Michel Gibson is seeking a fourth term as mayor of Kirkland in the upcoming November election.

The veteran politician confirmed his decision to run during a call with The 1510 West last week, but declined to comment until making an official announcement in early August.

Gibson has held the top elected seat in Kirkland for 12 years, after spending several years as a councillor. He was first elected mayor in 2013, beating incumbent John Meaney by 500 votes – a difference of just 6.7 per cent. He was acclaimed in 2017, and went on to sweep the 2021 election with more than 83 per cent of the vote.

His tenure has been marked by careful fiscal management. Annual increases in the town’s spending and residential property tax increases have kept pace with inflation since 2014, even as the Montreal Agglomeration’s slice of the town’s budget has increased gradually each year. At the same time, the municipality’s debt has more than halved since Gibson first entered office, dropping to $17.1 million in 2024 from $36.5 million in 2014.

Gibson has also sat on numerous committees on the Montreal Agglomeration council, as well as the Communauté métropolitaine de Montréal, where he collaborated on such initiatives as the development of the West Island branch of the REM commuter train network and the adoption of the Metropolitan Land Use and Development Plan (PMAD) 2026-2046.

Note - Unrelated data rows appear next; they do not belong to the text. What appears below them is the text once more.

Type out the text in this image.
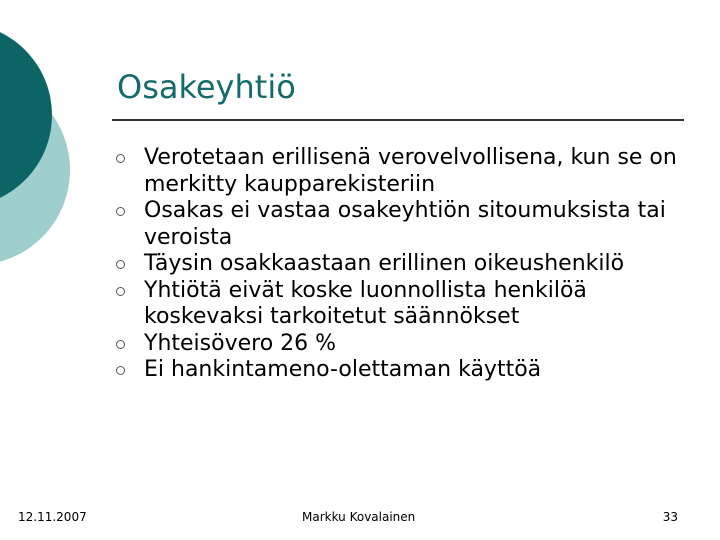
Osakeyhtiö
Verotetaan erillisenä verovelvollisena, kun se on merkitty kaupparekisteriin
Osakas ei vastaa osakeyhtiön sitoumuksista tai veroista
Täysin osakkaastaan erillinen oikeushenkilö
Yhtiötä eivät koske luonnollista henkilöä koskevaksi tarkoitetut säännökset
Yhteisövero 26 %
Ei hankintameno-olettaman käyttöä
12.11.2007	Markku Kovalainen	33
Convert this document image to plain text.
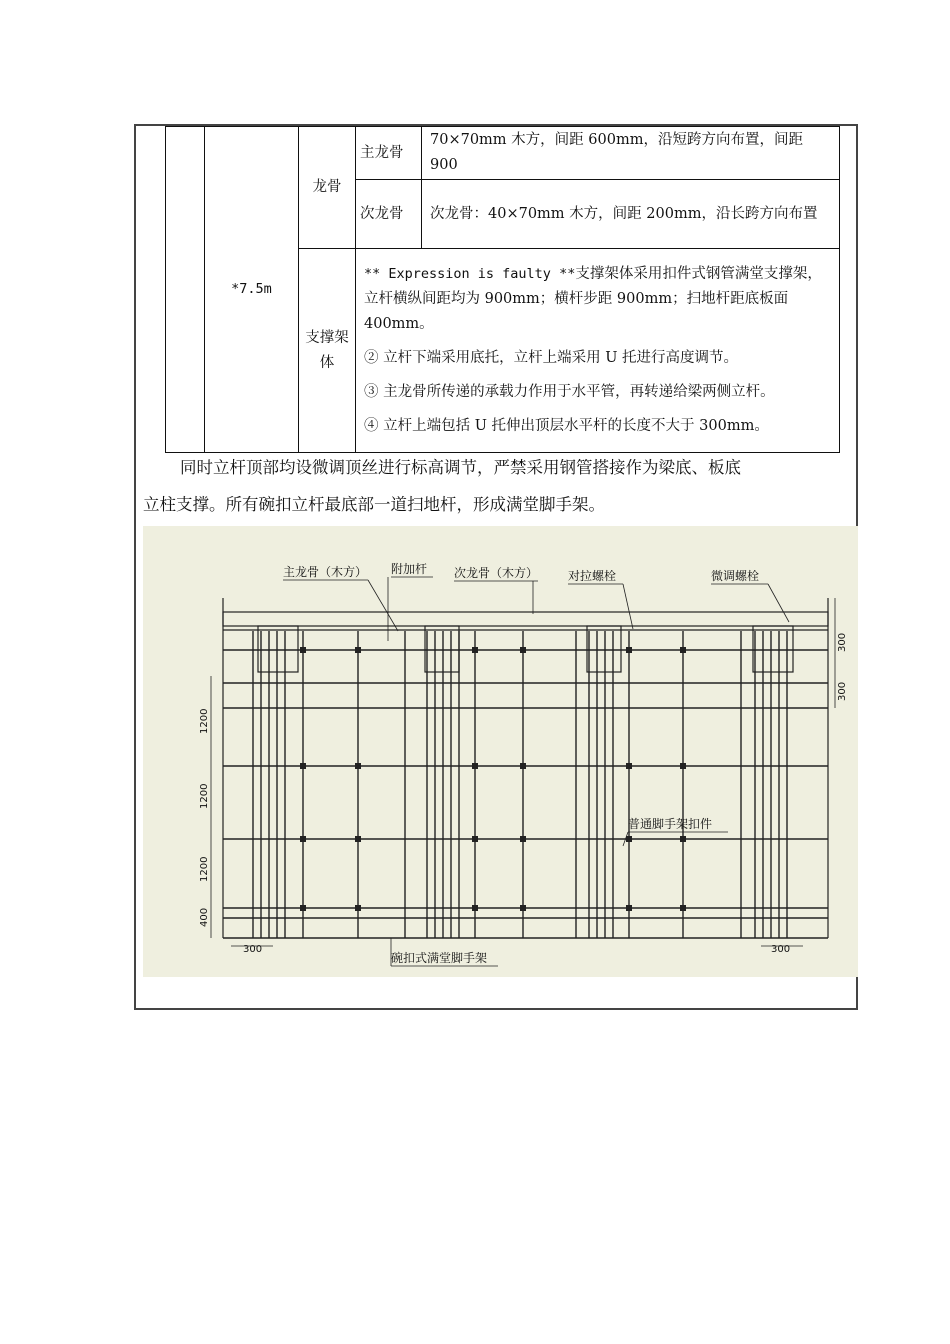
	*7.5m	龙骨	主龙骨	70×70mm 木方，间距 600mm，沿短跨方向布置，间距 900
			次龙骨	次龙骨：40×70mm 木方，间距 200mm，沿长跨方向布置
		支撑架体	** Expression is faulty **支撑架体采用扣件式钢管满堂支撑架，立杆横纵间距均为 900mm；横杆步距 900mm；扫地杆距底板面 400mm。

② 立杆下端采用底托，立杆上端采用 U 托进行高度调节。

③ 主龙骨所传递的承载力作用于水平管，再转递给梁两侧立杆。

④ 立杆上端包括 U 托伸出顶层水平杆的长度不大于 300mm。	

同时立杆顶部均设微调顶丝进行标高调节，严禁采用钢管搭接作为梁底、板底
立柱支撑。所有碗扣立杆最底部一道扫地杆，形成满堂脚手架。
主龙骨（木方） 附加杆 次龙骨（木方） 对拉螺栓	微调螺栓
普通脚手架扣件
碗扣式满堂脚手架
300
300
1200
1200
1200
400
300	300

Under Gibson’s leadership, Kirkland voted to keep its bilingual status in 2023, which would have been lost under the province’s Bill 96, which updated Quebec’s Charter of the French Language, as fewer than 50 per cent of residents had listed English as their mother tongue in the 2021 federal census. The town also took part in a court challenge along with 22 other bilingual municipalities this past fall, calling for the suspension of several sections of the language law, arguing that it was unfairly intruding into how municipalities communicate with residents. The challenge was ultimately dismissed by the Quebec Superior Court.

No other candidates have yet publicly announced their intention to enter the race for mayor this fall.